Le gouvernement a reconduit samedi son dispositif de sécurité en prévision d'une cinquième nuit consécutive d'émeutes urbaines après la mort mardi de Nahel, 17 ans, tué par un policier et inhumé loin des caméras dans sa ville de Nanterre. En déplacement au commissariat de Dreux, en Eure-et-Loir, le ministre Gérald Darmanin a annoncé que les 45.000 policiers et gendarmes déjà mobilisés la nuit dernière seraient à nouveau sur le pont samedi soir, dont 7.000 à Paris et en proche banlieue. Une partie de ces effectifs ont été déplacés à Marseille et Lyon, les principales agglomérations touchées vendredi soir.
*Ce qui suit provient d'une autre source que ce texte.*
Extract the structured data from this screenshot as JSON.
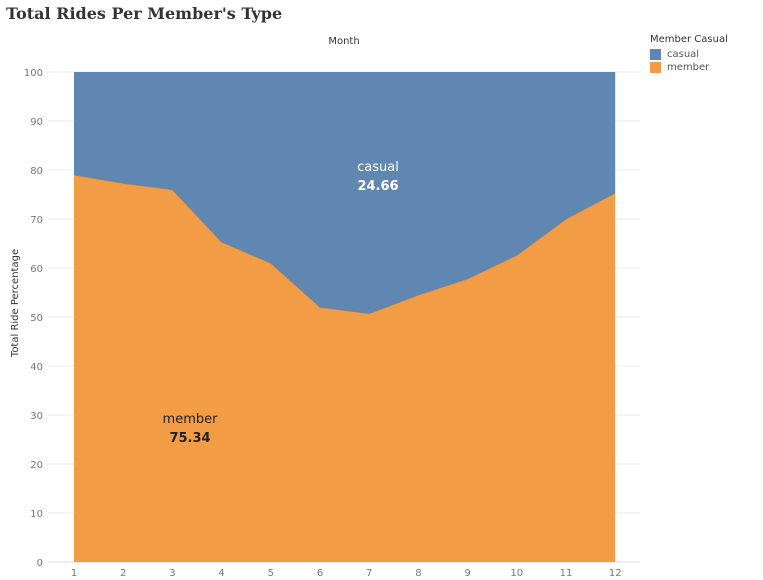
{
  "title": "Total Rides Per Member's Type",
  "chart_data": {
    "type": "area",
    "stacked": true,
    "x_title": "Month",
    "ylabel": "Total Ride Percentage",
    "x": [
      1,
      2,
      3,
      4,
      5,
      6,
      7,
      8,
      9,
      10,
      11,
      12
    ],
    "x_ticks": [
      "1",
      "2",
      "3",
      "4",
      "5",
      "6",
      "7",
      "8",
      "9",
      "10",
      "11",
      "12"
    ],
    "ylim": [
      0,
      100
    ],
    "y_ticks": [
      "0",
      "10",
      "20",
      "30",
      "40",
      "50",
      "60",
      "70",
      "80",
      "90",
      "100"
    ],
    "series": [
      {
        "name": "member",
        "values": [
          79.0,
          77.3,
          76.0,
          65.3,
          61.0,
          52.0,
          50.7,
          54.5,
          57.8,
          62.6,
          70.0,
          75.3
        ],
        "color": "#f29d45",
        "summary_label": "member",
        "summary_value": "75.34"
      },
      {
        "name": "casual",
        "values": [
          21.0,
          22.7,
          24.0,
          34.7,
          39.0,
          48.0,
          49.3,
          45.5,
          42.2,
          37.4,
          30.0,
          24.7
        ],
        "color": "#5f87b1",
        "summary_label": "casual",
        "summary_value": "24.66"
      }
    ],
    "grid": true,
    "legend": {
      "title": "Member Casual",
      "placement": "top-right",
      "entries": [
        "casual",
        "member"
      ]
    }
  }
}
Saisi par une vidéo amateur venue contredire le récit initial livré par les policiers, le tir à bout portant d'un motard et la mort mardi de l'adolescent lors d'un contrôle routier à Nanterre ont choqué jusqu'au sommet de l'Etat, embrasé tout le pays et résonné bien au-delà des frontières françaises et notamment en Algérie, le pays d'origine de sa famille. Face à cette situation, Emmanuel Macron a informé samedi son homologue allemand Frank-Walter Steinmeier de sa décision de reporter sa visite d'Etat prévue dans son pays de dimanche soir à mardi. Le chef de l'Etat a passé samedi après-midi une série d'appels téléphoniques à des maires du pays, inquiets de la spirale de violences qui secoue le pays.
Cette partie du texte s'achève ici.